Luckily for 23-year old Hasasya and many others, this will soon change. Three water pumps were commissioned in September to bring clean water to over 7,000 people in Masafu, a small sub-county in Eastern Uganda’s Busia District.

The project is part of Uganda’s output-based aid (OBA) pilot program for small towns and rural growth centers – one of the first such programs in Sub-Saharan Africa – which is expected to improve access to water for over 55,000 people.  The program is supported by a US$3.2 million grant from the Global Partnership on Output-Based Aid (GPOBA), a World Bank-administered program.

Under the GPOBA pilot, over 200 private service connections in the form of yard taps and 140 public stand-posts have been constructed in Masafu. Altogether, the project has reached more than 29,000 beneficiaries.

Before the program, the Masafu Primary School could only afford to run one tap for two hours a day to provide water for 200 pupils, explained Nakku Bena Elizabeth, Masafu Primary School’s head teacher.

“We feel so much relief after the commissioning of these waters pumps. The school now has five yard taps and water flows throughout the day,”said Elizabeth.

Before having access to clean, piped water, most residents of Masafu largely depended on swamps and a few boreholes constructed by government to provide water for agriculture and domestic use.In Busia District, 64 percent of residents have access to safe water in both rural and urban areas. In Masafu sub-county 63.3 percent have access.

The three water pumps were completed on schedule according to Vincent Adera, the Chief Administrative Officer of Busia District. He said the community was extremely cooperative during the process and even pitched in to help complete the initiative. 

Masafu’s water pumps will be maintained by a regional umbrella organization established by the Ministry of Water to support functionality, sustainability, operations and maintenance in Eastern Uganda.

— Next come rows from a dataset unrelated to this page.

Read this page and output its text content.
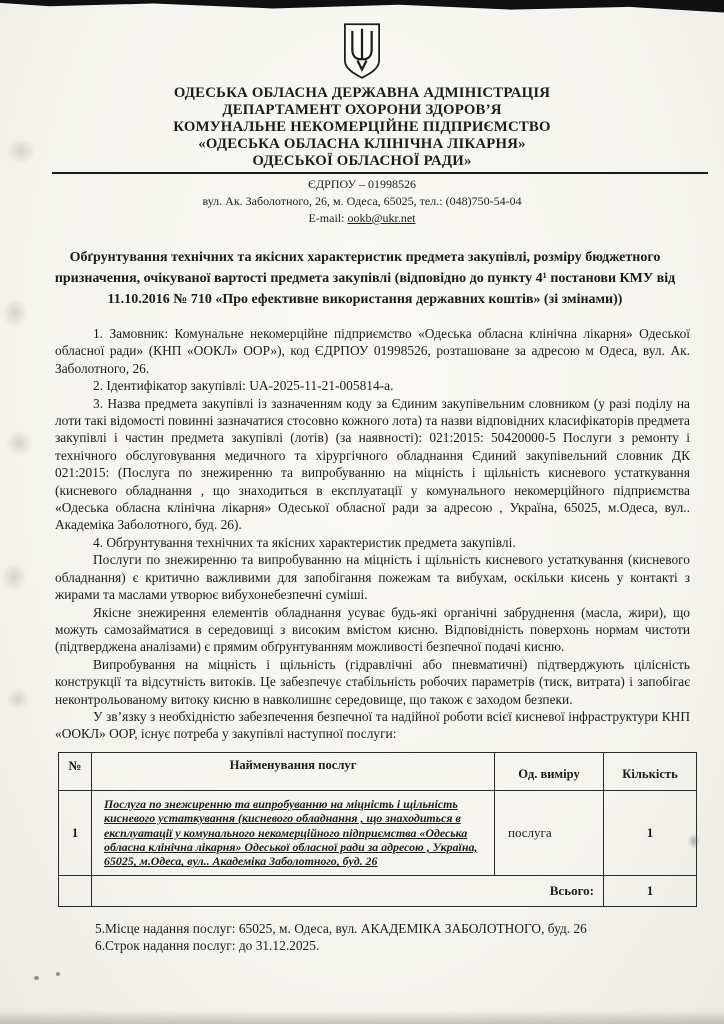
ОДЕСЬКА ОБЛАСНА ДЕРЖАВНА АДМІНІСТРАЦІЯ
ДЕПАРТАМЕНТ ОХОРОНИ ЗДОРОВ’Я
КОМУНАЛЬНЕ НЕКОМЕРЦІЙНЕ ПІДПРИЄМСТВО
«ОДЕСЬКА ОБЛАСНА КЛІНІЧНА ЛІКАРНЯ»
ОДЕСЬКОЇ ОБЛАСНОЇ РАДИ»
ЄДРПОУ – 01998526
вул. Ак. Заболотного, 26, м. Одеса, 65025, тел.: (048)750-54-04
E-mail: ookb@ukr.net
Обґрунтування технічних та якісних характеристик предмета закупівлі, розміру бюджетного призначення, очікуваної вартості предмета закупівлі (відповідно до пункту 4¹ постанови КМУ від 11.10.2016 № 710 «Про ефективне використання державних коштів» (зі змінами))

1. Замовник: Комунальне некомерційне підприємство «Одеська обласна клінічна лікарня» Одеської обласної ради» (КНП «ООКЛ» ООР»), код ЄДРПОУ 01998526, розташоване за адресою м Одеса, вул. Ак. Заболотного, 26.

2. Ідентифікатор закупівлі: UA-2025-11-21-005814-a.

3. Назва предмета закупівлі із зазначенням коду за Єдиним закупівельним словником (у разі поділу на лоти такі відомості повинні зазначатися стосовно кожного лота) та назви відповідних класифікаторів предмета закупівлі і частин предмета закупівлі (лотів) (за наявності): 021:2015: 50420000-5 Послуги з ремонту і технічного обслуговування медичного та хірургічного обладнання Єдиний закупівельний словник ДК 021:2015: (Послуга по знежиренню та випробуванню на міцність і щільність кисневого устаткування (кисневого обладнання , що знаходиться в експлуатації у комунального некомерційного підприємства «Одеська обласна клінічна лікарня» Одеської обласної ради за адресою , Україна, 65025, м.Одеса, вул.. Академіка Заболотного, буд. 26).

4. Обґрунтування технічних та якісних характеристик предмета закупівлі.

Послуги по знежиренню та випробуванню на міцність і щільність кисневого устаткування (кисневого обладнання) є критично важливими для запобігання пожежам та вибухам, оскільки кисень у контакті з жирами та маслами утворює вибухонебезпечні суміші.

Якісне знежирення елементів обладнання усуває будь-які органічні забруднення (масла, жири), що можуть самозайматися в середовищі з високим вмістом кисню. Відповідність поверхонь нормам чистоти (підтверджена аналізами) є прямим обґрунтуванням можливості безпечної подачі кисню.

Випробування на міцність і щільність (гідравлічні або пневматичні) підтверджують цілісність конструкції та відсутність витоків. Це забезпечує стабільність робочих параметрів (тиск, витрата) і запобігає неконтрольованому витоку кисню в навколишнє середовище, що також є заходом безпеки.

У зв’язку з необхідністю забезпечення безпечної та надійної роботи всієї кисневої інфраструктури КНП «ООКЛ» ООР, існує потреба у закупівлі наступної послуги:

№	Найменування послуг	Од. виміру	Кількість
1	Послуга по знежиренню та випробуванню на міцність і щільність кисневого устаткування (кисневого обладнання , що знаходиться в експлуатації у комунального некомерційного підприємства «Одеська обласна клінічна лікарня» Одеської обласної ради за адресою , Україна, 65025, м.Одеса, вул.. Академіка Заболотного, буд. 26	послуга	1
	Всього:		1
5.Місце надання послуг: 65025, м. Одеса, вул. АКАДЕМІКА ЗАБОЛОТНОГО, буд. 26
6.Строк надання послуг: до 31.12.2025.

Searching for water exposes women to risks

Limited access to clean water and sanitation has not only threatened the livelihood of people in Masafu sub-county, but has already exposed the rural women to more dangers like battering, rape and poverty. Women often play the main role in providing water for their families and sometimes need to travel far to find it, particularly in rural areas where there is no piped water.

“You see women and girls moving up and down collecting water and firewood and going further and further distance to look for them and this exposes them to a lot of risks in areas where there are conflicts,”said Hon. Rose Munyira, the district’s woman member of Parliament.

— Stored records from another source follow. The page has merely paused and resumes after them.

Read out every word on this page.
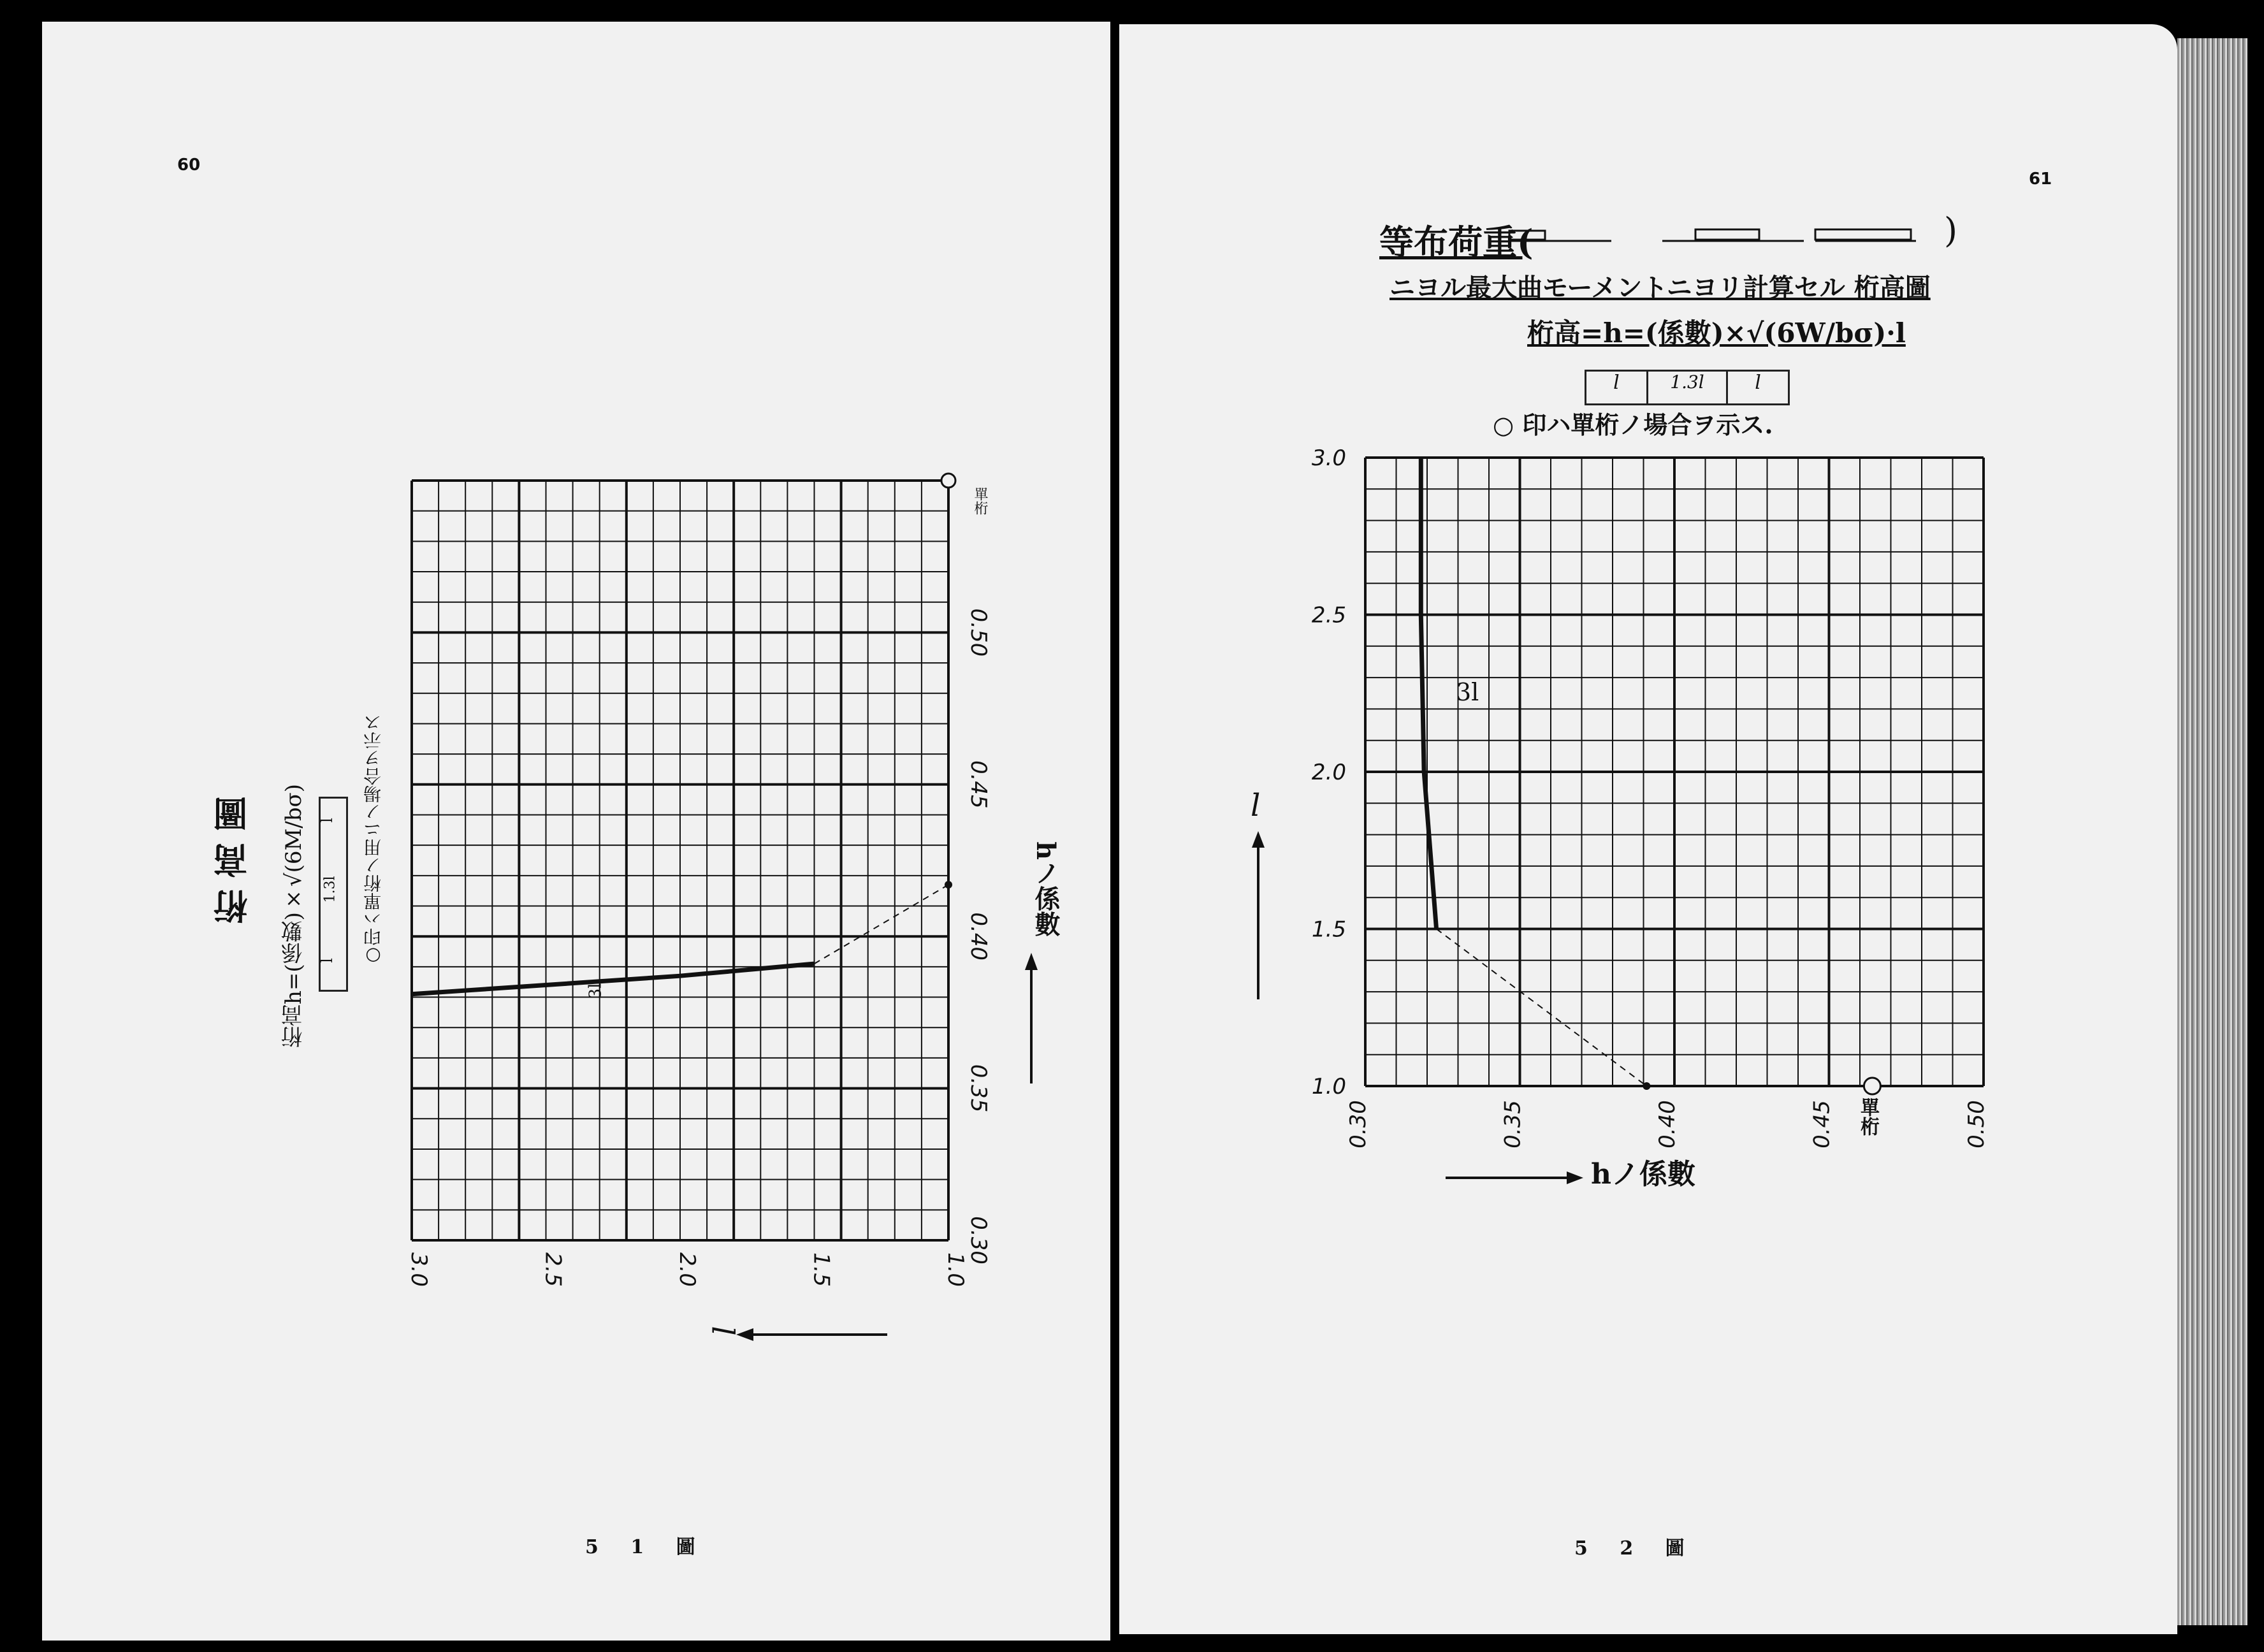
60
61
5 1 圖	5 2 圖
桁 高 圖 桁高h=(係數)×√(6M/bσ)	○印ハ單桁ノ用ニノ場合ヲ示ス
l
1.3l
l
hノ係數
l
單桁
3l
等布荷重(	)
ニヨル最大曲モーメントニヨリ計算セル 桁高圖
桁高=h=(係數)×√(6W/bσ)·l
l	1.3l	l
○ 印ハ單桁ノ場合ヲ示ス.
hノ係數
l
單桁
3l
0.30
0.35
0.40
0.45
0.50
1.0
1.5
2.0
2.5
3.0
0.30	0.35	0.40	0.45	0.50
1.0
1.5
2.0
2.5
3.0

The lack of access to water also begins to affect productivity for women, said Minister of State for Water Jennifer Namuyangu Byakatonda at the commissioning in September.

“More and more women and girls are having to spend a lot of time in search of the commodity.  The amount of time they spend collecting water actually stops them from being able to engage in other economic activities, either for themselves or to support their families. So productivity is affected by the lack of access to water,” Byakatonda said.

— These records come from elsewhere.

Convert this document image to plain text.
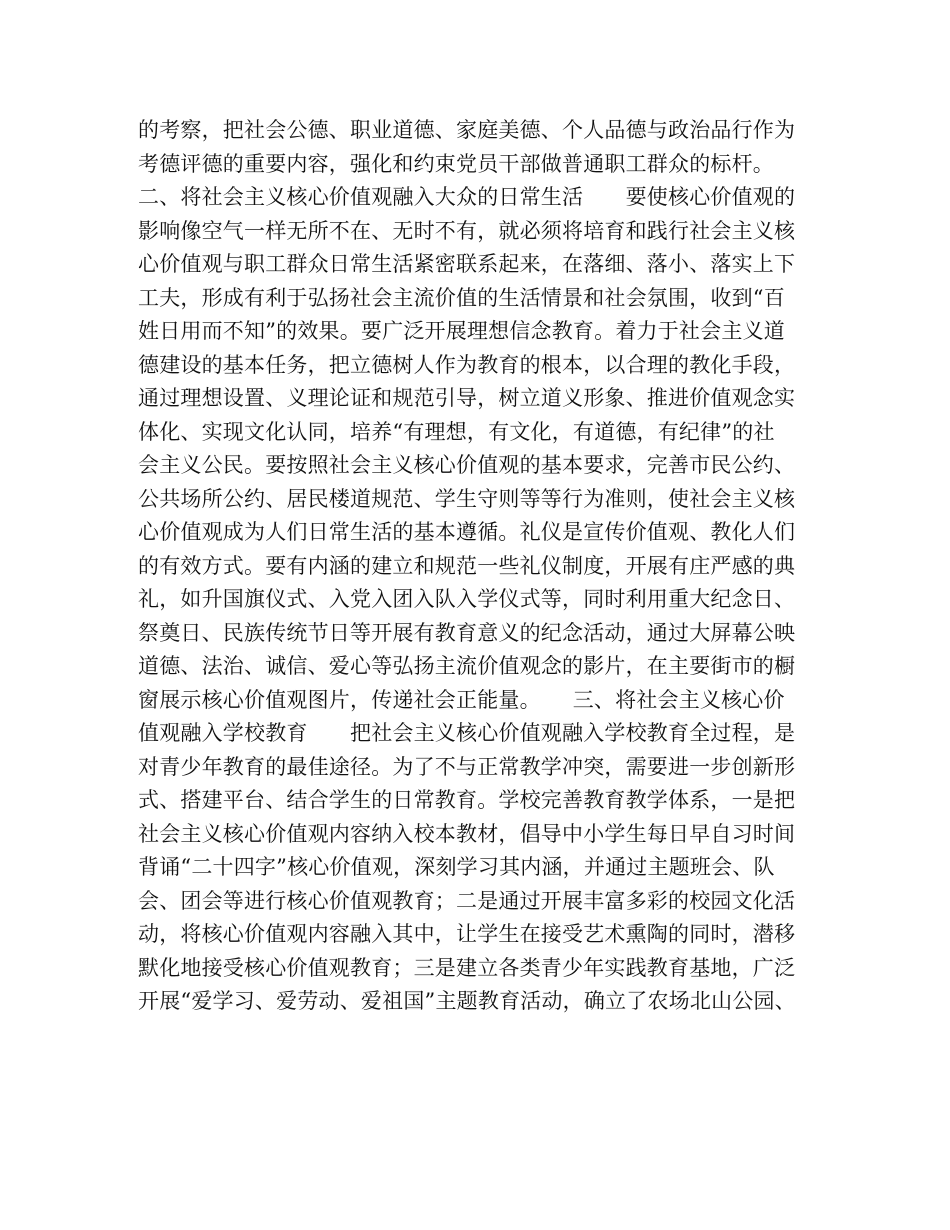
的考察，把社会公德、职业道德、家庭美德、个人品德与政治品行作为
考德评德的重要内容，强化和约束党员干部做普通职工群众的标杆。
二、将社会主义核心价值观融入大众的日常生活　　要使核心价值观的
影响像空气一样无所不在、无时不有，就必须将培育和践行社会主义核
心价值观与职工群众日常生活紧密联系起来，在落细、落小、落实上下
工夫，形成有利于弘扬社会主流价值的生活情景和社会氛围，收到“百
姓日用而不知”的效果。要广泛开展理想信念教育。着力于社会主义道
德建设的基本任务，把立德树人作为教育的根本，以合理的教化手段，
通过理想设置、义理论证和规范引导，树立道义形象、推进价值观念实
体化、实现文化认同，培养“有理想，有文化，有道德，有纪律”的社
会主义公民。要按照社会主义核心价值观的基本要求，完善市民公约、
公共场所公约、居民楼道规范、学生守则等等行为准则，使社会主义核
心价值观成为人们日常生活的基本遵循。礼仪是宣传价值观、教化人们
的有效方式。要有内涵的建立和规范一些礼仪制度，开展有庄严感的典
礼，如升国旗仪式、入党入团入队入学仪式等，同时利用重大纪念日、
祭奠日、民族传统节日等开展有教育意义的纪念活动，通过大屏幕公映
道德、法治、诚信、爱心等弘扬主流价值观念的影片，在主要街市的橱
窗展示核心价值观图片，传递社会正能量。　　三、将社会主义核心价
值观融入学校教育　　把社会主义核心价值观融入学校教育全过程，是
对青少年教育的最佳途径。为了不与正常教学冲突，需要进一步创新形
式、搭建平台、结合学生的日常教育。学校完善教育教学体系，一是把
社会主义核心价值观内容纳入校本教材，倡导中小学生每日早自习时间
背诵“二十四字”核心价值观，深刻学习其内涵，并通过主题班会、队
会、团会等进行核心价值观教育；二是通过开展丰富多彩的校园文化活
动，将核心价值观内容融入其中，让学生在接受艺术熏陶的同时，潜移
默化地接受核心价值观教育；三是建立各类青少年实践教育基地，广泛
开展“爱学习、爱劳动、爱祖国”主题教育活动，确立了农场北山公园、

Public-private partnership

Through GPOBA, the Ministry of Water and Environment is supporting the implementation of water and sanitation facilities in seven small towns and four rural growth centers in Uganda, including Busembatia, Kachumbala, Kalisizo, Luwero, Magale, Masafu, Namutumba, Rukungiri, Sipi, Wakiso, and Wobulenzi.

The GPOBA funds are used under a public-private partnership involving local water authorities and private operators selected through a competitive process administered by the Ministry of Water and Environment.  Under the OBA approach, the grants are disbursed only after the operators have delivered the agreed outputs or services to a satisfactory standard.

The Ugandan government remains committed to increasing access to safe water services to 77 percent for the entire population and to 100 percent for the urban population by the year 2015.

“The government was steadfast in service delivery and it is geared towards fulfilling the MDGs, water being one of them,” Byakatonda said.